Cyclists can enjoy a meal in Mexican town and Polish specialties in Hamtramck on a single trip, he said, “an amazing thing to do.”

Scott’s Greenways Coalition launched in 2007 when a group of non-profit grassroots organizations felt “Detroit was not doing what we wanted” and citizens demanded action. The City of Detroit and the Detroit Riverfront Conservancy eventually “took our job away,” Scott told the Star, but his group continues with support and advocacy.

DuPerry’s involvement began after a sit-down with a local foundation that asked her what she needed to get started. Tuesday’s audience members laughed when she recalled asking for US$50 million and the response was: ‘OK.’ She said she regrets not having asked for more.

Since then, however, hundreds of millions more — including from public-private partnerships — have flowed into the mega-project transforming Detroit, including turning former industrial lands into what DuPerry calls the city’s “ecologically beautiful waterfront.” For several years, it was named America’s No. 1 riverfront walk.

Across the border, naturalist Phil Roberts, a former parks and recreation director in Windsor and Amherstburg, told the conference that same “enormous opportunity” exists in Windsor, with major parts of a multi-use trail to encircle the city already there — Herb Gray Parkway; Little River Corridor and Windsor Riverfront Trail.

When he was Windsor’s parks director, Roberts said green space “connectivity” was identified as the No. 1 desire of citizens in a public survey as part of an in-house effort to develop a parks master plan: “The public said … we want trails.”

But when it comes to attracting new industry, or identifying lands to build new housing, Roberts said it’s “easier to clearcut woodlots,” drain wetlands and develop remaining natural areas.

“We’re still losing green space in this city,” added fellow panelist Anneke Smit, a University of Windsor associate professor and director of the Centre for Cities at Windsor Law.
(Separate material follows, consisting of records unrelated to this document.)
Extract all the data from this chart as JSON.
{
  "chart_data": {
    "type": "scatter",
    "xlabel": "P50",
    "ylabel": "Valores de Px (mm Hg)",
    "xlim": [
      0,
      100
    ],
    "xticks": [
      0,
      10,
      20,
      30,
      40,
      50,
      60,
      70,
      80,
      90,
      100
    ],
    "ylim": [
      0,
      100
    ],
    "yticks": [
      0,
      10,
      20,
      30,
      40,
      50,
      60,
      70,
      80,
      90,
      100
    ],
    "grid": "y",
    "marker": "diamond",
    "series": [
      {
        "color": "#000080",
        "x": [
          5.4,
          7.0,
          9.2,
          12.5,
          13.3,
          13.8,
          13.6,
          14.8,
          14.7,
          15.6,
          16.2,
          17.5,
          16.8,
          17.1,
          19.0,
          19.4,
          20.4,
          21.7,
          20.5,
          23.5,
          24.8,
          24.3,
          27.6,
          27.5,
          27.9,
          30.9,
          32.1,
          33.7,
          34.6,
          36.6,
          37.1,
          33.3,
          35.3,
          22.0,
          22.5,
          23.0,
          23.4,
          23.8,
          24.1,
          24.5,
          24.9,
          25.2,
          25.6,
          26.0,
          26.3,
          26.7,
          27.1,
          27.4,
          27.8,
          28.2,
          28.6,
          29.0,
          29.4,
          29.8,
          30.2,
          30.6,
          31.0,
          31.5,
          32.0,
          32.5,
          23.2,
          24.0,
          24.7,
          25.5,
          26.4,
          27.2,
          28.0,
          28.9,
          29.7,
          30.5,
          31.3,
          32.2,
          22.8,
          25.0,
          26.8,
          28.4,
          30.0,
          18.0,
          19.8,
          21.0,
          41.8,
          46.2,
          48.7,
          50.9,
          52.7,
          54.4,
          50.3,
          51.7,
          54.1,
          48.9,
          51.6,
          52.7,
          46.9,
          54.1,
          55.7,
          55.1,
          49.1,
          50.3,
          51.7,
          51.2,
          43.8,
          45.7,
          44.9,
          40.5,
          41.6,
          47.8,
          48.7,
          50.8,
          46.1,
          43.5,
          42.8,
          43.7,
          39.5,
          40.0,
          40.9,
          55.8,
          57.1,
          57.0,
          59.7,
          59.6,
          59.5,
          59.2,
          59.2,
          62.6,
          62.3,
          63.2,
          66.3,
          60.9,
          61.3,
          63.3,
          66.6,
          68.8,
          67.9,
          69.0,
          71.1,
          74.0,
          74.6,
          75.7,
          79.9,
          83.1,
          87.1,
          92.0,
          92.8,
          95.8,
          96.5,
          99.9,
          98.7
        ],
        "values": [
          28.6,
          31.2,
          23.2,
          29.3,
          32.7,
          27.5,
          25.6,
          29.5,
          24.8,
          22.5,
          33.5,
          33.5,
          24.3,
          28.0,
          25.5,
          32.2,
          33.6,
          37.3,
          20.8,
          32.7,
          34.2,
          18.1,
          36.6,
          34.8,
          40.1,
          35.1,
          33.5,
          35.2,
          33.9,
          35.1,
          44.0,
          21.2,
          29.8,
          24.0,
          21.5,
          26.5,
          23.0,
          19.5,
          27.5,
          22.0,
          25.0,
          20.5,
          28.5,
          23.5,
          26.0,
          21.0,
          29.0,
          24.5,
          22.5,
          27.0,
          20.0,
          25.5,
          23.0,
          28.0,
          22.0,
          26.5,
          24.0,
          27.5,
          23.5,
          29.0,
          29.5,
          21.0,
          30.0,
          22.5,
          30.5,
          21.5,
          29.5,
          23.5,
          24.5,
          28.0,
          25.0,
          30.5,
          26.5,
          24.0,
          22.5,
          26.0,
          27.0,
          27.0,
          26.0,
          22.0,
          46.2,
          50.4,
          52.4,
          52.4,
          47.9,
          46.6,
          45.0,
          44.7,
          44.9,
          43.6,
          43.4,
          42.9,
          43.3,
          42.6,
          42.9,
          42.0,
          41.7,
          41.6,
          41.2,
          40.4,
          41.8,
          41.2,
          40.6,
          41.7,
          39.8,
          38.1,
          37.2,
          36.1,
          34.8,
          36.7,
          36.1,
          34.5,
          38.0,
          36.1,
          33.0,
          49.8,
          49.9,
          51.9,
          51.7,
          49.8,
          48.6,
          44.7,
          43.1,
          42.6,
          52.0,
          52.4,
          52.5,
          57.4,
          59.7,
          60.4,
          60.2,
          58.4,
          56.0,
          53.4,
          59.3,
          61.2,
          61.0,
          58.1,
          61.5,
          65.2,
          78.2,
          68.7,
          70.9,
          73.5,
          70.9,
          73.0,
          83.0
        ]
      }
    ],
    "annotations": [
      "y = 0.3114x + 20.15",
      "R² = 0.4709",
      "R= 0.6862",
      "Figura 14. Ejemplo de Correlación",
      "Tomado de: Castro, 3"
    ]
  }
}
“The politics in this community are tricky, always,” said Smit.

Working closely with others on development of the Ojibway National Urban Park, Smit said opening up green space access to the public and getting citizens to connect to it, “that’s when they step up.”

Pointing to the challenges in getting there, Roberts referred to the long 30-year campaign it took to protect Ojibway Shores, an ecologically important link between the inland Ojibway complex and the Detroit River.

Persistence is key, according to Detroit Greenways’ Scott, whether it’s protecting and preserving urban green space for public use or building bike lanes and other active transportation options: “Our strategy has always been — start with good, then work on better, and then best.”

The Bridge Authority’s Grondin told delegates that public transit discussions have already started with authorities on both sides of the border. Currently, Transit Windsor offers international bus service through the Windsor-Detroit Tunnel.

Pointing to the increasing popularity of e-bikes, Scott said he can foresee some of the thousands of health sector workers and other daily cross-border commuters switching to bicycles to get to work.

“E-bikes change the whole thing,” he told the Star.